When I try to recall some companies that survived huge and potentially damaging scandals, a few companies quickly come to mind.

  • Gerber- this is a baby food company. There were close to 400 reports of slivers of glass found in Gerber baby food glass jars in 1986. Surprisingly, Gerber refused a recall and went on to sue Maryland for banning its products. The company then went ahead and boosted ad spending and is still going strong.
  • Perrier- this company was acquired by Nestle. Back in 1990, 13 bottles of Perrier bottled water were found to contain traces of Benzene. Perrier quickly recalled 160 million bottles from store shelves. The Perrier brand name can hardly be missed today when mentioning the most popular bottled water products.
  • ValueJet - On May 11, 1996, an AirTran ValueJet DC9 plunged into the Florida Everglades near Miami and killed all 110 people on board. ValuJet's 1996 air crash was of course not a scandal in itself, but caused such damage to its brand-name that the company had to quickly do something about it. Sensing the end was near, ValueJet quickly merged with little-known AirTran in 1997, and took on its name. After flying in the red for years, the new AirTran finally turned a profit in 1999. AirTran's still flying high, and it is widely rumored that the company will be fully acquired by Southwest Airlines soon, and take on its name.

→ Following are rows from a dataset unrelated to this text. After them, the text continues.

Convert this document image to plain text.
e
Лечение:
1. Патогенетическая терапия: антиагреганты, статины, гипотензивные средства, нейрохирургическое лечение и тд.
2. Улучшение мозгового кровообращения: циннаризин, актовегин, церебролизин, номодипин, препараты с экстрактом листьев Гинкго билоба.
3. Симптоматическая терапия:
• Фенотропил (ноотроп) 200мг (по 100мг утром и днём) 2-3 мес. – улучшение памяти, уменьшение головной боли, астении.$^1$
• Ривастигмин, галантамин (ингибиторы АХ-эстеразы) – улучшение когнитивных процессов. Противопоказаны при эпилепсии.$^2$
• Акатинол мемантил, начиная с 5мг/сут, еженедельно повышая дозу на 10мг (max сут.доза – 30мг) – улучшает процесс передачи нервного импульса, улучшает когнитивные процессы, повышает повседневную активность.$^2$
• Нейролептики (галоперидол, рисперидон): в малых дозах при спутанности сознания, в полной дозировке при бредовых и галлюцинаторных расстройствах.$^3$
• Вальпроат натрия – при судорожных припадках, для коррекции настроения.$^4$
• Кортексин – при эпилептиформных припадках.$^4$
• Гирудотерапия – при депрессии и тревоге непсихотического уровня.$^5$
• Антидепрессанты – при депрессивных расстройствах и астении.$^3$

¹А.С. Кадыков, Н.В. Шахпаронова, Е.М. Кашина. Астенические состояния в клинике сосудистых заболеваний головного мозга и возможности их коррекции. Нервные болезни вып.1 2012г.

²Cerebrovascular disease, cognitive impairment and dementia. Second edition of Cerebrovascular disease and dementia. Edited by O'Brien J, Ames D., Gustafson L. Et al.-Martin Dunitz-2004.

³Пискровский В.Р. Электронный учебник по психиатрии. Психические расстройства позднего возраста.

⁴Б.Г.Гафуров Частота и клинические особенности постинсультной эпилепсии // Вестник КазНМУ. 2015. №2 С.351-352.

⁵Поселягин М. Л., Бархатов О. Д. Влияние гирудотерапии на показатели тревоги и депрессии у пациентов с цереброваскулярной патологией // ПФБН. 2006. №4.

I know that the these companies are not in any way related to JPMorgan, or even share similar business interests, but just wanted to remind investors that huge scandals are not the preserve of JPMorgan alone.

Dividends to lower share price

JPMorgan will trade ex-dividend on Oct. 2, 2013 for its quarterly dividend of $0.38 per share, payable on Oct. 31, 2013. This dividend works out to roughly 0.74% of the firm's current stock price of $51.67. Investors should, therefore, look for JPMorgan's shares to trade 0.74% lower at the opening of trade on Oct. 2, 2013, ceteris paribus (if all other factors are held constant). Below is JPMorgan's dividend history chart.

Dividends are generally not always predictable, but the chart should help investors determine how the firm's current $0.38 dividend per share compares to the other quarters,' and whether it can sustained. This dividend yield is equivalent to 2.94% annualized.

This chart below gives JPMorgan's one-year performance, versus the 200-day moving average:

A quick glimpse into the chart tells you that JPMorgan has 38.83 as its 52-week low point, and $56.93 as its 52-week high.

JPM makes up approximately 10.59% of iShares U.S. Financial Services ETF (IYG) which is currently trading about 1.4% lower.


There is no denying that JPMorgan is paying a heavy price for its past mistakes, particularly the London Whale debacle. The good news for the company's investors is that the market generally cares very little about morality issues, unless of course they happen to greatly impinge on a company's ability to make money in the future. I suspect that JPMorgan's current scandals will not have this kind of effect on its bottom-line. Forgiveness certainly comes quickly when everybody is making money.

Disclosure: I have no positions in any stocks mentioned, and no plans to initiate any positions within the next 72 hours. I wrote this article myself, and it expresses my own opinions. I am not receiving compensation for it (other than from Seeking Alpha). I have no business relationship with any company whose stock is mentioned in this article.